Bernlef heeft zijn persoonlijkste bundel tot dusver, zorgvuldig opgebouwd: de eerste reeks begint met een Zelfportret, in de vorm van een zeegezicht, een verkommerde haven in Noord-Europa, gekenmerkt door ‘simpel timmerwerk’ waardoorheen de wind en het water vrij spel hebben. Timmerwerk, schots en scheef maakwerk, huizen en andere bouwsels die plank voor plank bestaan uit drijfhout dat dag na dag aanspoelt, het is niet minder dan een poëtica, waarmee Bernlef na zijn stilte-verkenningen in Zwijgende man (1976), Stilleven (1979) en De kunst van het verliezen (1980) terugkeert naar het meer open werk van Brits (1974) en Grensgeval (1972), bundels waarin heel wat onbeholpen en hardnekkig timmerwerk in voorkomt.
J. Bernlef
Een kenmerk van de bouwsels in de nieuwe bundel is de open verbinding tussen binnen en buiten, ze laten zich in alle eenvoud en krammenakkigheid zien in hun weerbarstigheid. Ook al vallen de gaten erin, ze hebben hun ruggegraat.
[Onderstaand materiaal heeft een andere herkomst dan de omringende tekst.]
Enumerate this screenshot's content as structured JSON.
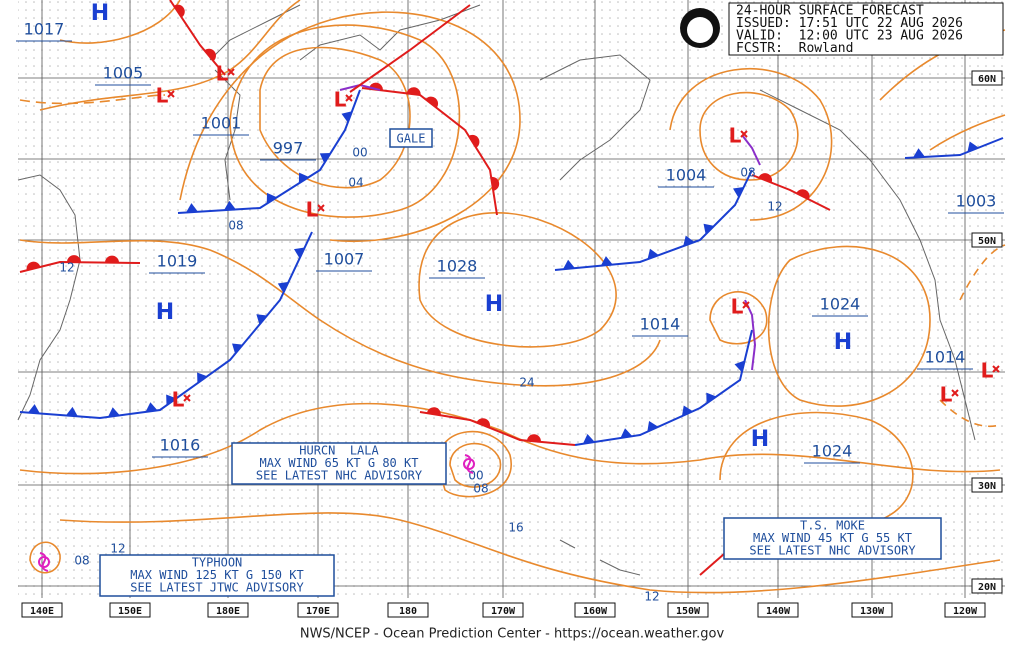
{
  "header": {
    "title": "24-HOUR SURFACE FORECAST",
    "issued": "ISSUED: 17:51 UTC 22 AUG 2026",
    "valid": "VALID:  12:00 UTC 23 AUG 2026",
    "forecaster": "FCSTR:  Rowland"
  },
  "latitude_labels": [
    "60N",
    "50N",
    "30N",
    "20N"
  ],
  "longitude_labels": [
    "140E",
    "150E",
    "180E",
    "170E",
    "180",
    "170W",
    "160W",
    "150W",
    "140W",
    "130W",
    "120W"
  ],
  "pressure_labels": [
    "1017",
    "1005",
    "1001",
    "997",
    "1019",
    "1007",
    "1028",
    "1004",
    "1003",
    "1014",
    "1024",
    "1014",
    "1016",
    "1024"
  ],
  "isobar_labels": [
    "00",
    "04",
    "08",
    "12",
    "24",
    "16",
    "08",
    "12",
    "08",
    "12",
    "00",
    "08",
    "12"
  ],
  "highs": [
    "H",
    "H",
    "H",
    "H",
    "H"
  ],
  "lows": [
    "L",
    "L",
    "L",
    "L",
    "L",
    "L",
    "L",
    "L",
    "L"
  ],
  "gale": "GALE",
  "storms": [
    {
      "name": "HURCN  LALA",
      "wind": "MAX WIND 65 KT G 80 KT",
      "advisory": "SEE LATEST NHC ADVISORY"
    },
    {
      "name": "T.S. MOKE",
      "wind": "MAX WIND 45 KT G 55 KT",
      "advisory": "SEE LATEST NHC ADVISORY"
    },
    {
      "name": "TYPHOON",
      "wind": "MAX WIND 125 KT G 150 KT",
      "advisory": "SEE LATEST JTWC ADVISORY"
    }
  ],
  "footer": "NWS/NCEP - Ocean Prediction Center - https://ocean.weather.gov"
}
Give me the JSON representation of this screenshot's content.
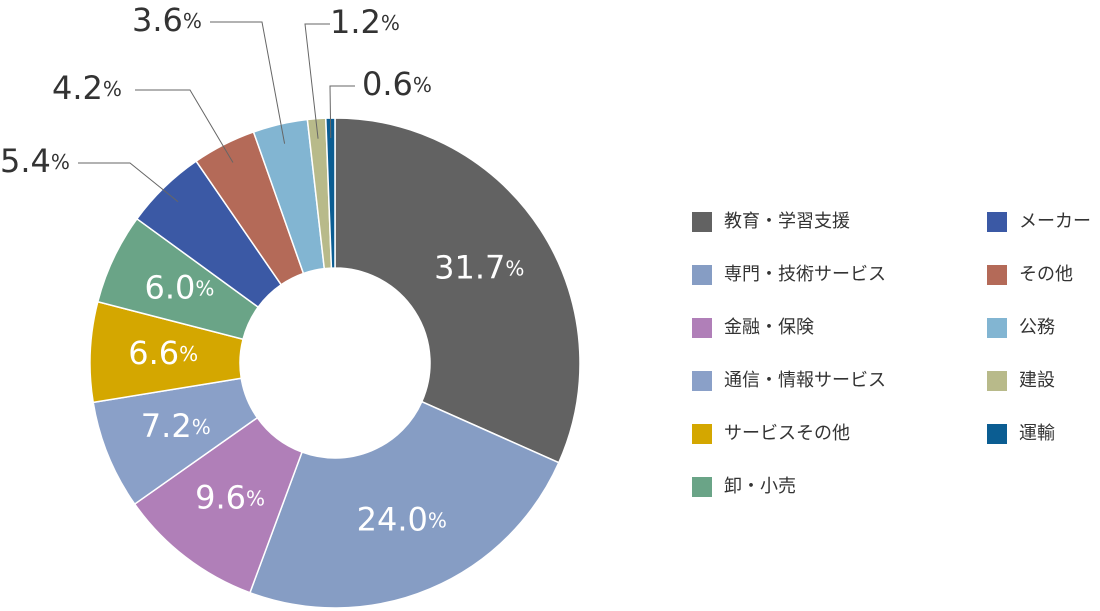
{
  "chart_data": {
    "type": "donut",
    "categories": [
      "教育・学習支援",
      "専門・技術サービス",
      "金融・保険",
      "通信・情報サービス",
      "サービスその他",
      "卸・小売",
      "メーカー",
      "その他",
      "公務",
      "建設",
      "運輸"
    ],
    "values": [
      31.7,
      24.0,
      9.6,
      7.2,
      6.6,
      6.0,
      5.4,
      4.2,
      3.6,
      1.2,
      0.6
    ],
    "value_labels": [
      "31.7%",
      "24.0%",
      "9.6%",
      "7.2%",
      "6.6%",
      "6.0%",
      "5.4%",
      "4.2%",
      "3.6%",
      "1.2%",
      "0.6%"
    ],
    "colors": [
      "#626262",
      "#869dc4",
      "#b07fb8",
      "#8aa0c8",
      "#d4a700",
      "#6aa487",
      "#3b59a5",
      "#b46a58",
      "#82b5d2",
      "#b8ba8a",
      "#0b5d92"
    ]
  }
}
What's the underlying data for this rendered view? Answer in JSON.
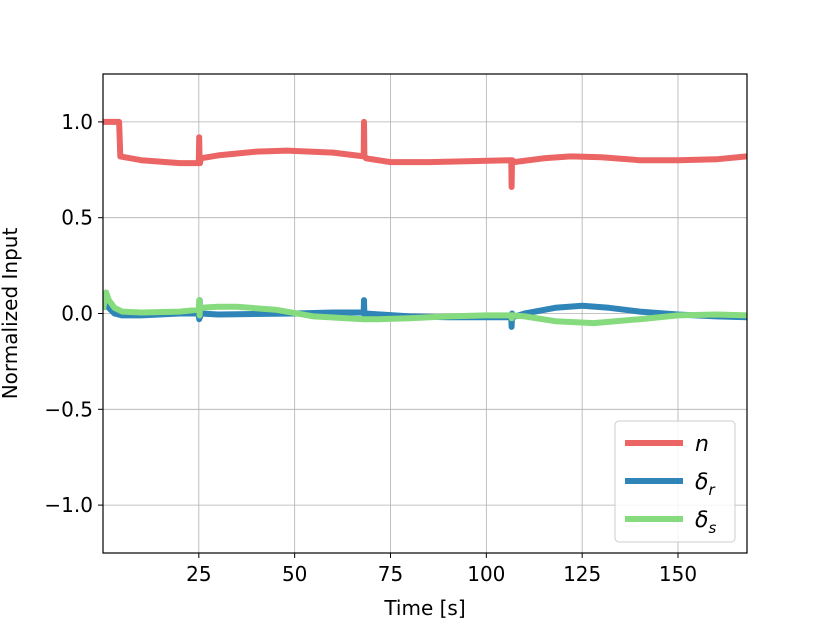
{
  "chart_data": {
    "type": "line",
    "title": "",
    "xlabel": "Time [s]",
    "ylabel": "Normalized Input",
    "xlim": [
      0,
      168
    ],
    "ylim": [
      -1.25,
      1.25
    ],
    "xticks": [
      25,
      50,
      75,
      100,
      125,
      150
    ],
    "xtick_labels": [
      "25",
      "50",
      "75",
      "100",
      "125",
      "150"
    ],
    "yticks": [
      1.0,
      0.5,
      0.0,
      -0.5,
      -1.0
    ],
    "ytick_labels": [
      "1.0",
      "0.5",
      "0.0",
      "−0.5",
      "−1.0"
    ],
    "grid": true,
    "legend": {
      "position": "lower-right"
    },
    "series": [
      {
        "name": "n",
        "legend_main": "n",
        "legend_sub": "",
        "color": "#ec6565",
        "x": [
          0,
          3,
          4.2,
          4.5,
          10,
          20,
          25,
          25.1,
          25.2,
          25.3,
          25.5,
          30,
          40,
          48,
          60,
          68,
          68.1,
          68.2,
          68.3,
          68.6,
          75,
          85,
          95,
          106.5,
          106.6,
          106.7,
          106.8,
          107.2,
          115,
          122,
          130,
          140,
          150,
          160,
          168
        ],
        "y": [
          1.0,
          1.0,
          1.0,
          0.82,
          0.8,
          0.785,
          0.785,
          0.92,
          0.785,
          0.785,
          0.81,
          0.825,
          0.845,
          0.85,
          0.84,
          0.82,
          1.0,
          0.82,
          0.82,
          0.81,
          0.79,
          0.79,
          0.795,
          0.8,
          0.66,
          0.8,
          0.8,
          0.79,
          0.81,
          0.82,
          0.815,
          0.8,
          0.8,
          0.805,
          0.82
        ]
      },
      {
        "name": "δr",
        "legend_main": "δ",
        "legend_sub": "r",
        "color": "#2f84b8",
        "x": [
          0,
          0.5,
          1,
          3,
          5,
          10,
          20,
          25,
          25.1,
          25.2,
          25.3,
          25.5,
          30,
          50,
          60,
          68,
          68.1,
          68.2,
          68.3,
          68.5,
          80,
          90,
          106.5,
          106.6,
          106.7,
          106.8,
          110,
          118,
          125,
          132,
          140,
          150,
          160,
          168
        ],
        "y": [
          0.03,
          0.05,
          0.04,
          0.0,
          -0.01,
          -0.01,
          0.0,
          0.0,
          -0.03,
          0.07,
          -0.02,
          0.0,
          -0.005,
          0.0,
          0.005,
          0.005,
          0.07,
          -0.01,
          0.005,
          0.0,
          -0.015,
          -0.02,
          -0.02,
          -0.07,
          0.0,
          -0.02,
          0.0,
          0.03,
          0.04,
          0.03,
          0.01,
          -0.005,
          -0.015,
          -0.02
        ]
      },
      {
        "name": "δs",
        "legend_main": "δ",
        "legend_sub": "s",
        "color": "#86db7e",
        "x": [
          0,
          0.8,
          1.5,
          3,
          5,
          10,
          20,
          25,
          25.1,
          25.2,
          25.3,
          25.5,
          30,
          35,
          45,
          55,
          68,
          72,
          80,
          90,
          100,
          106.5,
          106.6,
          106.7,
          110,
          118,
          128,
          140,
          150,
          160,
          168
        ],
        "y": [
          0.02,
          0.11,
          0.07,
          0.03,
          0.01,
          0.005,
          0.01,
          0.02,
          0.07,
          -0.01,
          0.04,
          0.03,
          0.035,
          0.035,
          0.02,
          -0.015,
          -0.03,
          -0.03,
          -0.025,
          -0.015,
          -0.01,
          -0.01,
          -0.025,
          -0.01,
          -0.015,
          -0.04,
          -0.05,
          -0.03,
          -0.01,
          -0.005,
          -0.01
        ]
      }
    ]
  }
}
In de eerste reeks is er een Stervende kamerlinde die geen weerstand meer biedt en ‘zijn binnenkant naar buiten’ keert. De ik staat ‘nog half in het licht’ en heeft dus kans om na het binnenste buiten keren weer vol te stromen. Binnen en buiten moeten ongehinderd kunnen communiceren. Dat vindt vooral plaats in de tweede afdeling, waarin leven en dood, heden en verleden in intieme verbinding met elkaar staan. Anonieme voorbijgangers passeren de revue, de buitenstaander weet zich bijna woordeloos met intimi (dochter, vader, broer, moeder) verbonden. In de derde afdeling is die wisselwerking een kwestie van kunst: een aantal schildersgedichten waarin de makers zich bewust zijn van een tweespalt tussen feit en fictie die zij ongedaan willen maken. Op liefdevolle wijze in De schilder en zijn vrouw, waarin de vormen van de liefste en bomen in elkaar overlopen, op hartverscheurende wijze in Foto en feit waarin Antonio Saura een executie-foto tot op het negatief ‘verziekt’ om de aansluiting van werkelijkheid en verwerking tot stand te brengen, op intieme wijze in Riviergezicht met roeiboot waarin een miniatuurtje van Van Goyen ook de kijker klein krijgt.
Het verrassendste en misschien ook persoonlijkste gedicht van die afdeling en de hele bundel is voor mij ‘Ik wil iets maken’, opgedragen aan Johan van der Keuken, van wie waarschijnlijk de titelzin afkomstig is. Bernlef roept het beeld op van een verweerd stenen landschap waar herdersvrouwen zich maandenlang in duistere grotten afzonderen en afschermen van het teisterende licht om voor de dag te komen met een geweven kleed vol woede en verlangen:
Misschien om de stenen tegen te
spreken, de woestijn te vertalen
in een oase, barsten van droogte
in klaterende waterstralen.
Alle verhalen verbleken maar in dit kleed
zo naakt van kleur zit 't eeuwig tegendraads
motief verweven dat zelfs uit het kaalste
landschap nog een teken haalt.
Alles teruggevonden / niets bewaard zit vol van die tegendraadse levenstekens, die te pas en te onpas, dag na dag, de kijker raken en waarvan hij iets wil maken als een ‘latwerk, zelden waterpas’. In af en toe bijna kreupel rijmende gedichten, in brokkelige maar soms ineens vloeiende ritmen, geeft Bernlef weer met wat voor sprokkelwerk hij van doen heeft, als desintegratie hand over hand toeneemt, als Dit verheugend verval (1963) een werkelijkheid geworden is om mee te leven.